HHF: Importância da pagina
Tássia Reis: Acho que posso responder essas duas questões juntas porque uma é complementar a outra. Páginas como essas são importantes pelo fato de que os portais de rap no geral não contemplam as mulheres. Pra se ter uma matéria precisa alcançar um destaque muito grande, o que é complicado, se culturalmente não querem saber sobre “coisas de mulher “.

Você sabe que o “Zé num sei da onde” fez o som tal, mas a “Maria” não. Não tem espaço pra ela na mídia.
A noticia boa é que entendemos a internet como um meio de procurar e também divulgar nossos trampos. Hoje eu consigo saber que tem mulher DJ em Brasília, Rio de Janeiro, São Paulo, que tem B.girl no interior de SP, e também tem no Amapá. Quem tem MC em Fortaleza e também em Jacareí.

Estamos inventando nossos espaços. Fico feliz que consigamos nos articular dessa maneira, ao mesmo tempo acho muito complicado essa posição em que nos colocam num nicho tão específico.
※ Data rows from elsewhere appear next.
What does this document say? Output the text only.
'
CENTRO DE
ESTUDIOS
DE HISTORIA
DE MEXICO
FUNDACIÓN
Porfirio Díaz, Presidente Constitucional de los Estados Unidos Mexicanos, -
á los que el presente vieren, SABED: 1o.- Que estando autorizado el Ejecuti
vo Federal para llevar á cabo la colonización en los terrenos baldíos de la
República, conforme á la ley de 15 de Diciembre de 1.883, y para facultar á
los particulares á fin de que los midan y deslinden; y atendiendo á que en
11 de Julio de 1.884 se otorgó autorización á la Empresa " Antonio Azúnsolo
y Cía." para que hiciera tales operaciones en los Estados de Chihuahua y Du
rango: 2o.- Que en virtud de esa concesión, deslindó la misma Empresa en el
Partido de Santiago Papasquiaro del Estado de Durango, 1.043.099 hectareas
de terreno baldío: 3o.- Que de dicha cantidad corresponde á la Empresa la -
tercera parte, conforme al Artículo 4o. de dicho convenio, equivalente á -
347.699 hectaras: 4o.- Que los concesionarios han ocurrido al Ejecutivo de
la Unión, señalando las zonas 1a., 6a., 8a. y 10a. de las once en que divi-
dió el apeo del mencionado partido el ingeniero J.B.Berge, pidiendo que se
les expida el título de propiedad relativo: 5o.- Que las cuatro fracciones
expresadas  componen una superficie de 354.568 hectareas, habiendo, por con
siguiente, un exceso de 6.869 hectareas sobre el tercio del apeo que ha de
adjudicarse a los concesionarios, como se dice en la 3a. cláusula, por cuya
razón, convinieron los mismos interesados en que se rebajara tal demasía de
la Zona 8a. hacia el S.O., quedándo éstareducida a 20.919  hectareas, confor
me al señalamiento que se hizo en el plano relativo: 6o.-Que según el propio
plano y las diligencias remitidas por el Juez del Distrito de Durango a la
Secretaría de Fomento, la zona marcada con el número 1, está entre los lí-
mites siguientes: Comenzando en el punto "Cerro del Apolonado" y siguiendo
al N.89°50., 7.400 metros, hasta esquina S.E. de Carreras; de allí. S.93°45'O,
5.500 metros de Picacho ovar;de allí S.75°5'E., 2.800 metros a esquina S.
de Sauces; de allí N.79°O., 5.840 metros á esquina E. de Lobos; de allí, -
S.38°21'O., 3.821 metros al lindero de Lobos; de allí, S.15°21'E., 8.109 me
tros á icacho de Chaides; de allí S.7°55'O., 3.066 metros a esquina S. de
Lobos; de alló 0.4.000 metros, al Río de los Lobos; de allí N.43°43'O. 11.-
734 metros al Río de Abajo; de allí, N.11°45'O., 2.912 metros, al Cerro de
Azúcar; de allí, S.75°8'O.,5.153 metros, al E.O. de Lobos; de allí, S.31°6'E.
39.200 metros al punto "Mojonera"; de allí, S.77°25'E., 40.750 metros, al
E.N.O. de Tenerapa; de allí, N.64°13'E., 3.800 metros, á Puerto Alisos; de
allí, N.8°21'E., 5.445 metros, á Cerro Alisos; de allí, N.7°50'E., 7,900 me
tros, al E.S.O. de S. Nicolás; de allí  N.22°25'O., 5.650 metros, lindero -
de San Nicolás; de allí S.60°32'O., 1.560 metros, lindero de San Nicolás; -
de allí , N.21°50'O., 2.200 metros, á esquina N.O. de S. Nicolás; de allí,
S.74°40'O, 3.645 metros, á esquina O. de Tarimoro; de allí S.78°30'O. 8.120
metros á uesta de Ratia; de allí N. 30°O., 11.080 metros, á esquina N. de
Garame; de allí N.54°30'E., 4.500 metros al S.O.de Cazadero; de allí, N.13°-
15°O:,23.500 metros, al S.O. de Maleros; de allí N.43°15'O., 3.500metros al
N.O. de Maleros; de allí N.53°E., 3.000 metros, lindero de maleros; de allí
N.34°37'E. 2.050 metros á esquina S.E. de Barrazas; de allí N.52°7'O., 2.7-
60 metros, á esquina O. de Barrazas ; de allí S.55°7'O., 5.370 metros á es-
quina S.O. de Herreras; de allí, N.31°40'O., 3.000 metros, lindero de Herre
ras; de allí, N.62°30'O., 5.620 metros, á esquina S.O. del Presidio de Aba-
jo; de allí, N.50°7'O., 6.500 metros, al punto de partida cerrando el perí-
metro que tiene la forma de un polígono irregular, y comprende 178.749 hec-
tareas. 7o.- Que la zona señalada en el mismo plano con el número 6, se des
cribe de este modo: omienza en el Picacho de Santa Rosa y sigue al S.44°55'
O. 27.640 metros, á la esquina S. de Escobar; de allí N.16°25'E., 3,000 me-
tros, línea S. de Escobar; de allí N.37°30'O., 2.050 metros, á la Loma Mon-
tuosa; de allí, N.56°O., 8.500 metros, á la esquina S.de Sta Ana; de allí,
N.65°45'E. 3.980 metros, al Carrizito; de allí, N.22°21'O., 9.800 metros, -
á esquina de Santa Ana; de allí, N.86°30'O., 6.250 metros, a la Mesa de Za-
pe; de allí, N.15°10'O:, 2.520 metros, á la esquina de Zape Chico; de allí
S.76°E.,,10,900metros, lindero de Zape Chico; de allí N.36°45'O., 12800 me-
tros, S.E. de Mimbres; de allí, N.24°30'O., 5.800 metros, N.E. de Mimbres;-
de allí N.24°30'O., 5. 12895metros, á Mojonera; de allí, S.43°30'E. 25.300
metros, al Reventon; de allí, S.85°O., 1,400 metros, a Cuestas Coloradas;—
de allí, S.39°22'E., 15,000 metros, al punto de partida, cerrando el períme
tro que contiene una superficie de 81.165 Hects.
Como se apenas nós mulheres consumíssemos esse som, ou essa arte . A real é que – na minha página no Facebook – tenho a porcentagem de 51% mulheres e 49% homens, então a desculpa de que meu som dialoga apenas com mulheres não cola mais . Vamos criar nossos espaços sim, mas vamos invadir outros também.

HHF: ELLA 2015
Tássia Reis: Foi bem bacana participar do Ella, é um encontro latino-americano de mulheres, onde participamos de vivencias e atividades, era como um grande laboratório, além das plenárias de onde saía ideias de combate a diferentes problemáticas que enfrentamos nos diversos países.

Como a criminalização do aborto, o feminicídio, a invisibilidade da mulher negra na sociedade, a hipersexualização, educação sexual, dentre muitas questões. Esse foi o segundo encontro, o primeiro foi em Belo Horizonte, mas eu não participei.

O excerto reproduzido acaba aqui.